Under CIRP Regulation 38(1)(a), a resolution plan shall include a statement as to how it has dealt with the interest of all stakeholders, and under sub-clause 3(a), a resolution plan shall demonstrate that it addresses the cause of default. This Regulation also, therefore, recognizes the vital interest of the erstwhile Board of Directors in a resolution plan together with the cause of default. It is here that the erstwhile directors can represent to the committee of creditors that the cause of default is not due to the erstwhile management, but due to other factors which may be beyond their control, which have led to non-payment of the debt. Therefore, a combined reading of the Code as well as the Regulations leads to the conclusion that members of the erstwhile Board of Directors, being vitally interested in resolution plans that may be discussed at meetings of the committee of creditors, must be given a copy of such plans as part of “documents” that have to be furnished along with the notice of such meetings.
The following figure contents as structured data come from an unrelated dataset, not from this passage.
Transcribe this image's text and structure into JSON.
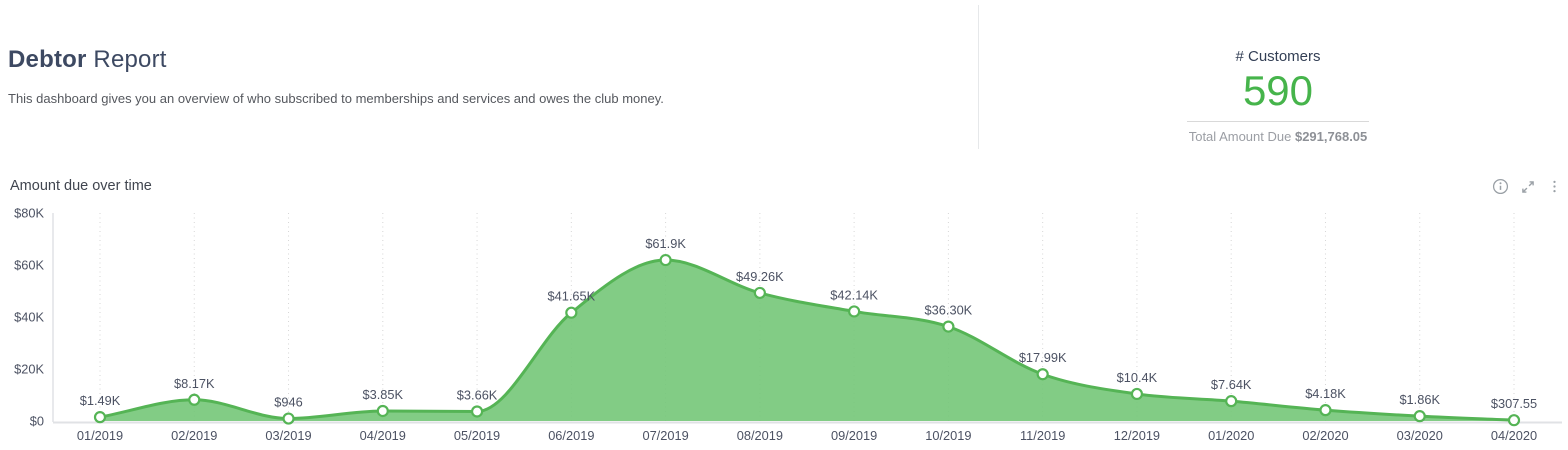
{
  "header": {
    "title_bold": "Debtor",
    "title_rest": "Report",
    "description": "This dashboard gives you an overview of who subscribed to memberships and services and owes the club money."
  },
  "stats": {
    "customers_label": "# Customers",
    "customers_value": "590",
    "customers_value_color": "#46b44b",
    "total_due_label": "Total Amount Due",
    "total_due_value": "$291,768.05"
  },
  "chart": {
    "title": "Amount due over time",
    "icons": [
      {
        "name": "info-icon"
      },
      {
        "name": "expand-icon"
      },
      {
        "name": "kebab-menu-icon"
      }
    ]
  },
  "chart_data": {
    "type": "area",
    "title": "Amount due over time",
    "categories": [
      "01/2019",
      "02/2019",
      "03/2019",
      "04/2019",
      "05/2019",
      "06/2019",
      "07/2019",
      "08/2019",
      "09/2019",
      "10/2019",
      "11/2019",
      "12/2019",
      "01/2020",
      "02/2020",
      "03/2020",
      "04/2020"
    ],
    "values": [
      1490,
      8170,
      946,
      3850,
      3660,
      41650,
      61900,
      49260,
      42140,
      36300,
      17990,
      10400,
      7640,
      4180,
      1860,
      307.55
    ],
    "point_labels": [
      "$1.49K",
      "$8.17K",
      "$946",
      "$3.85K",
      "$3.66K",
      "$41.65K",
      "$61.9K",
      "$49.26K",
      "$42.14K",
      "$36.30K",
      "$17.99K",
      "$10.4K",
      "$7.64K",
      "$4.18K",
      "$1.86K",
      "$307.55"
    ],
    "xlabel": "",
    "ylabel": "",
    "ylim": [
      0,
      80000
    ],
    "y_tick_values": [
      0,
      20000,
      40000,
      60000,
      80000
    ],
    "y_tick_labels": [
      "$0",
      "$20K",
      "$40K",
      "$60K",
      "$80K"
    ],
    "grid": "vertical-dotted",
    "legend": "none",
    "smoothing": "monotone",
    "colors": {
      "area_fill": "#74c678",
      "line": "#55b455",
      "marker_fill": "#ffffff",
      "marker_stroke": "#55b455",
      "grid_line": "#d6d6d6",
      "axis_line": "#e0e2e5",
      "label_text": "#4c5263"
    }
  }
}
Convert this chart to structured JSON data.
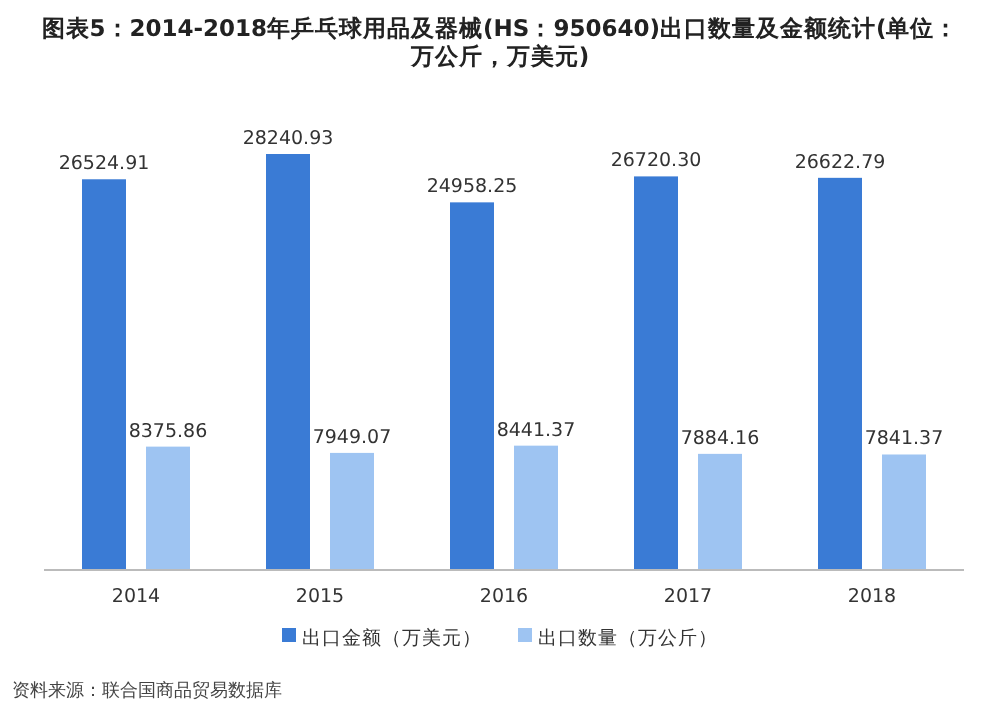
{
  "chart_data": {
    "type": "bar",
    "title": "图表5：2014-2018年乒乓球用品及器械(HS：950640)出口数量及金额统计(单位：万公斤，万美元)",
    "categories": [
      "2014",
      "2015",
      "2016",
      "2017",
      "2018"
    ],
    "series": [
      {
        "name": "出口金额（万美元）",
        "color": "#3a7bd5",
        "values": [
          26524.91,
          28240.93,
          24958.25,
          26720.3,
          26622.79
        ],
        "value_labels": [
          "26524.91",
          "28240.93",
          "24958.25",
          "26720.30",
          "26622.79"
        ]
      },
      {
        "name": "出口数量（万公斤）",
        "color": "#9ec4f2",
        "values": [
          8375.86,
          7949.07,
          8441.37,
          7884.16,
          7841.37
        ],
        "value_labels": [
          "8375.86",
          "7949.07",
          "8441.37",
          "7884.16",
          "7841.37"
        ]
      }
    ],
    "legend": "bottom",
    "annotations": [
      "资料来源：联合国商品贸易数据库"
    ]
  }
}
04.02.2019: In the matter of Tata Steel Limited Vs. Liberty House Group Pte. Ltd. & Ors. CA (AT) (Insolvency) No. 198-2018
Does the ‘Process Document’ for the ‘Corporate Insolvency Resolution Process’ of the ‘Corporate Debtor’ curtail the powers of the ‘Committee of Creditors’ to maximize value?
The ‘Process Document’ for the ‘Corporate Insolvency Resolution Process’ of the ‘Corporate Debtor’ does not curtail the powers of the ‘Committee of Creditors’ to maximize value.
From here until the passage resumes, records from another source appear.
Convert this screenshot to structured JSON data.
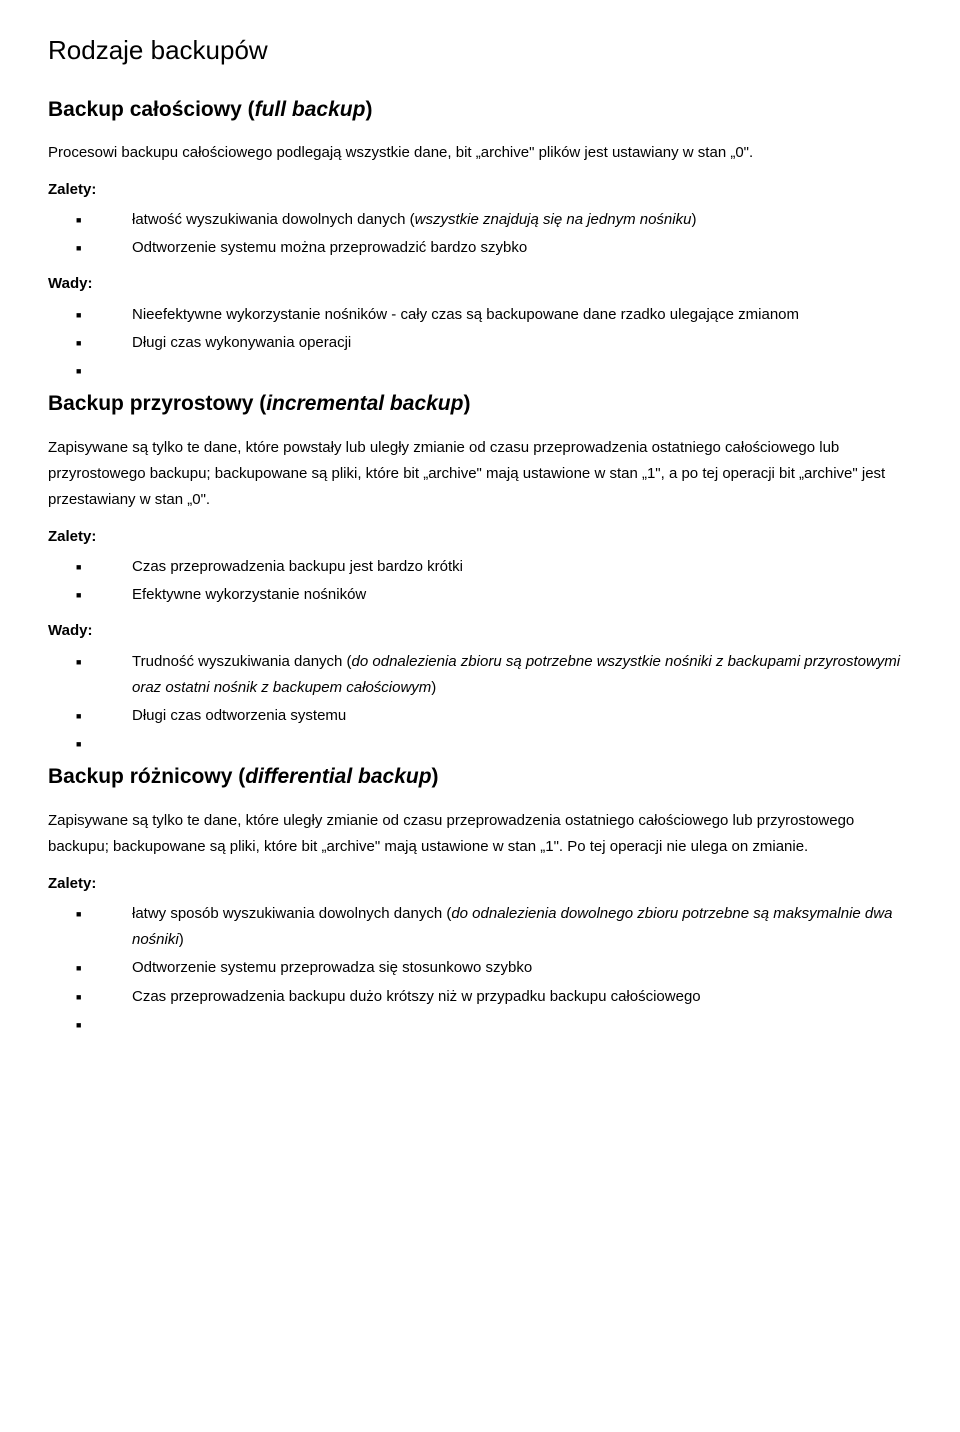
{
  "page": {
    "title": "Rodzaje backupów",
    "sections": [
      {
        "heading_pre": "Backup całościowy (",
        "heading_em": "full backup",
        "heading_post": ")",
        "intro": "Procesowi backupu całościowego podlegają wszystkie dane, bit „archive\" plików jest ustawiany w stan „0\".",
        "zalety_label": "Zalety:",
        "zalety": [
          {
            "pre": "łatwość wyszukiwania dowolnych danych (",
            "em": "wszystkie znajdują się na jednym nośniku",
            "post": ")"
          },
          {
            "pre": "Odtworzenie systemu można przeprowadzić bardzo szybko",
            "em": "",
            "post": ""
          }
        ],
        "wady_label": "Wady:",
        "wady": [
          {
            "pre": "Nieefektywne wykorzystanie nośników - cały czas są backupowane dane rzadko ulegające zmianom",
            "em": "",
            "post": ""
          },
          {
            "pre": "Długi czas wykonywania operacji",
            "em": "",
            "post": ""
          },
          {
            "pre": "",
            "em": "",
            "post": ""
          }
        ]
      },
      {
        "heading_pre": "Backup przyrostowy (",
        "heading_em": "incremental backup",
        "heading_post": ")",
        "intro": "Zapisywane są tylko te dane, które powstały lub uległy zmianie od czasu przeprowadzenia ostatniego całościowego lub przyrostowego backupu; backupowane są pliki, które bit „archive\" mają ustawione w stan „1\", a po tej operacji bit „archive\" jest przestawiany w stan „0\".",
        "zalety_label": "Zalety:",
        "zalety": [
          {
            "pre": "Czas przeprowadzenia backupu jest bardzo krótki",
            "em": "",
            "post": ""
          },
          {
            "pre": "Efektywne wykorzystanie nośników",
            "em": "",
            "post": ""
          }
        ],
        "wady_label": "Wady:",
        "wady": [
          {
            "pre": "Trudność wyszukiwania danych (",
            "em": "do odnalezienia zbioru są potrzebne wszystkie nośniki z backupami przyrostowymi oraz ostatni nośnik z backupem całościowym",
            "post": ")"
          },
          {
            "pre": "Długi czas odtworzenia systemu",
            "em": "",
            "post": ""
          },
          {
            "pre": "",
            "em": "",
            "post": ""
          }
        ]
      },
      {
        "heading_pre": "Backup różnicowy (",
        "heading_em": "differential backup",
        "heading_post": ")",
        "intro": "Zapisywane są tylko te dane, które uległy zmianie od czasu przeprowadzenia ostatniego całościowego lub przyrostowego backupu; backupowane są pliki, które bit „archive\" mają ustawione w stan „1\". Po tej operacji nie ulega on zmianie.",
        "zalety_label": "Zalety:",
        "zalety": [
          {
            "pre": "łatwy sposób wyszukiwania dowolnych danych (",
            "em": "do odnalezienia dowolnego zbioru potrzebne są maksymalnie dwa nośniki",
            "post": ")"
          },
          {
            "pre": "Odtworzenie systemu przeprowadza się stosunkowo szybko",
            "em": "",
            "post": ""
          },
          {
            "pre": "Czas przeprowadzenia backupu dużo krótszy niż w przypadku backupu całościowego",
            "em": "",
            "post": ""
          },
          {
            "pre": "",
            "em": "",
            "post": ""
          }
        ],
        "wady_label": "",
        "wady": []
      }
    ]
  },
  "style": {
    "background_color": "#ffffff",
    "text_color": "#000000",
    "h1_fontsize": 26,
    "h2_fontsize": 21,
    "body_fontsize": 15,
    "line_height": 1.75
  }
}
It is true that the ‘Committee of Creditors’ will have to ensure a time-bound process, to better preserve the economic value of the asset. Simultaneously, it is duty of the ‘Committee of Creditors’ to ensure that the ‘Resolution Plan’ is viable, feasible and should maximize the assets of the ‘Corporate Debtor’.
In the extant case, from the ‘Process Document, it is clear that the ‘Committee of Creditors’ have absolute discretion but without being under any obligation to do so, update, amend or supplement the information, assessment or assumptions and right to change, update, amend, supplement, modify, add to, delay or otherwise annul or cease the ‘Resolution Process’ at any point in time. Thus, the ‘Resolution Plan’ can be modified as per dates or other terms and conditions set out in the ‘Process Document’.
In “Binani Industries Limited Vs. Bank of Baroda & Anr. – Company Appeal (AT) (Insolvency) No. 82 of 2018 etc.”, this Appellate Tribunal by its judgment dated 14th November, 2018 held that the ‘Corporate Insolvency Resolution Process’ is not litigation, nor it is money suit. The persons are not required to submit a bid.
The ‘Committee of Creditors’ has a statutory mandate to ensure value maximization within the timeframe prescribed by the ‘I&B Code’.